Choosing a vocation ought to include at least three tests:

FIRST: Will this work bring glory to God? Smuggling cocaine doesn’t meet this test. SECOND: What duties has God placed upon me? A single guy can live off ramen noodles and tap water. A family of 5 requires you earn more. If your parents are aging, you may need to take a job closer to them so you can obey the 5th commandment. THIRD: What natural gifts and passions has God given me? We’ve taught a generation that this is the only criteria for choosing a career. If you love it, you should be able to do it as a career. But in the real world some jobs are less than marketable, and there’s no shame in digging ditches to pay bills.

HOW THEN OUGHT WE WORK?

Assuming we’ve found a calling that passes the three tests, how then ought we to work?

First, open your eyes and see the opportunity. We live in the wealthiest nation on the planet. We live in the land of greatest opportunity. So, any who can’t find something to do simply doesn’t want to. As Cotton Mather once said:

Faithfulness begat prosperity, and then the daughter devoured the mother.

Second, Christians ought to be the hardest workers in the world. Note that I didn’t say we should work the most hours. Work is not God. But when we’re on the clock, we ought to be serving the work. And, the way you know you aren’t worshipping work is by keeping the Sabbath. You rest one day a week from your labors.

Third, take responsibility for the quality of the work. Lazy people are good talkers because they have to be ready with an excuse. If you are going to miss a deadline, say so. Set fair prices. Set fair expectations for employees and hold them accountable.
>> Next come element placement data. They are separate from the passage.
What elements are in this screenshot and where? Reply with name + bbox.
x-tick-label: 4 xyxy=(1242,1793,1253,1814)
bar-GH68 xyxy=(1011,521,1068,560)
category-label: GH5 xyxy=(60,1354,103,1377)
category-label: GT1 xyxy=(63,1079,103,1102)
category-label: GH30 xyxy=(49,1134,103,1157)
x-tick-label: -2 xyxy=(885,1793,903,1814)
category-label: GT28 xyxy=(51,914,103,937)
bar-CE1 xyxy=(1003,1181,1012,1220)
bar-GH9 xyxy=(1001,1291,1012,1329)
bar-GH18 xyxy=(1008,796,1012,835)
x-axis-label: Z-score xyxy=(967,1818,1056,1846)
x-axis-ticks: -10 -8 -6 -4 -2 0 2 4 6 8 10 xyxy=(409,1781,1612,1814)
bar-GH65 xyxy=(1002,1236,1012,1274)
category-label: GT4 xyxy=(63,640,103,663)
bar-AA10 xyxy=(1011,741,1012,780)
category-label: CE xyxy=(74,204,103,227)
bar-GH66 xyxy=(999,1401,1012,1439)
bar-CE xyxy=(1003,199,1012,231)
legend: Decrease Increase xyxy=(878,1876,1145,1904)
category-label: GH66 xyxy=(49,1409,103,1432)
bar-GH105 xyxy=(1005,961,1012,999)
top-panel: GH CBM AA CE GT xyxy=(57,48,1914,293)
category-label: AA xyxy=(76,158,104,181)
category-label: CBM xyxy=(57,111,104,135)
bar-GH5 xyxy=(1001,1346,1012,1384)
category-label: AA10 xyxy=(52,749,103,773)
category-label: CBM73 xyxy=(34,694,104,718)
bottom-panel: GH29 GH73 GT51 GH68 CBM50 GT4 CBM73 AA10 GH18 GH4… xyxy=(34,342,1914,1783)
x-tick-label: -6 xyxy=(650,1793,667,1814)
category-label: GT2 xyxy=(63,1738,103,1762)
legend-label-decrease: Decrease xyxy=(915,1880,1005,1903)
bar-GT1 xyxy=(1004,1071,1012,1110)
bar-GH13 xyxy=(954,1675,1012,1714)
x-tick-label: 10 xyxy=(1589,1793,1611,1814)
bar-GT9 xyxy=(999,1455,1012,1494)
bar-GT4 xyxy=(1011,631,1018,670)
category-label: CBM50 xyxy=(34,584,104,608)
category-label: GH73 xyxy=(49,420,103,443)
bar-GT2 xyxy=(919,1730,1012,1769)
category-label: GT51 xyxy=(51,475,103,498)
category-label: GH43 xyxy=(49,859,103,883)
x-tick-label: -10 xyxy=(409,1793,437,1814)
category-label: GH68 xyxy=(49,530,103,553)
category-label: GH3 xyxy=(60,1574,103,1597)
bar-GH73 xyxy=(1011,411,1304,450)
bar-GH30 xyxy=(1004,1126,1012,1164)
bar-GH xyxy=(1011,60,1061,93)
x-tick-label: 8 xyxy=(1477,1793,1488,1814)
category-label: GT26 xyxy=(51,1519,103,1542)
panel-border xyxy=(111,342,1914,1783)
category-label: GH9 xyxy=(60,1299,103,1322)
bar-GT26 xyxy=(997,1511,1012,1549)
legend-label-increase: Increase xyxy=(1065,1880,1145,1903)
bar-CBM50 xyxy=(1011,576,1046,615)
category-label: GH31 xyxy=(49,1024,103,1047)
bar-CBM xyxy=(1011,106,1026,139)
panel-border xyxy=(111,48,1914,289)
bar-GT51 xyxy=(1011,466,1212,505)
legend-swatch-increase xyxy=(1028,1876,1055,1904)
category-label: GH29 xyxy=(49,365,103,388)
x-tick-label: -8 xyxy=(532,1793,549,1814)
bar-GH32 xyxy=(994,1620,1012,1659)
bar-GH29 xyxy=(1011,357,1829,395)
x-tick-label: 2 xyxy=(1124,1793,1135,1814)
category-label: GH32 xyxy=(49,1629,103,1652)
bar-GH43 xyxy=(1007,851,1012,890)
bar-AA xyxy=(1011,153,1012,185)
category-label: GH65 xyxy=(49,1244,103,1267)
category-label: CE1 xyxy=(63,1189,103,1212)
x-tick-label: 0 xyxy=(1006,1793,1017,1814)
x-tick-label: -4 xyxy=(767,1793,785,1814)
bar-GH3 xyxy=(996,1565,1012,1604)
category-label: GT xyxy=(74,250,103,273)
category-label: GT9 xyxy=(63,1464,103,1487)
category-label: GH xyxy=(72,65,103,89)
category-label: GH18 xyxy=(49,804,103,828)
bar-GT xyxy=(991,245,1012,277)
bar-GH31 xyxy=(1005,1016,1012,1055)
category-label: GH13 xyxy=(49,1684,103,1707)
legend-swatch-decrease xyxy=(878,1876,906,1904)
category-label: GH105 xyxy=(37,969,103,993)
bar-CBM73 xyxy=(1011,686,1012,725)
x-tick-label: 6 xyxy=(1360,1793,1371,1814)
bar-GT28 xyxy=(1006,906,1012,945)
Laziness is visible.

Fourth, recognize that authority and responsibility flows toward those who are diligent. God has designed this world to reward good work. So, if God advances you, receive it with joy and humility. Our town, our schools, our nation is in critical need of Christians who work hard occupying places of power.

FINDING JOY IN WORK

Work isn’t everything. And it isn’t nothing. God is everything, and he has given us work. None of us have honored him sufficiently in our work, and for that God has given us the grace of Christ.

As we hold all those pieces together, we realize something: the finitude of our work keeps us humble and knowing that our smallest labors come from God keep us from devaluing even the slightest task. God is the God of Fortune 500 companies and he is the God of cleaning the dryer lint. Joy in work isn’t calibrated towards the size of the work, but the size of the Lord who has called you to the task.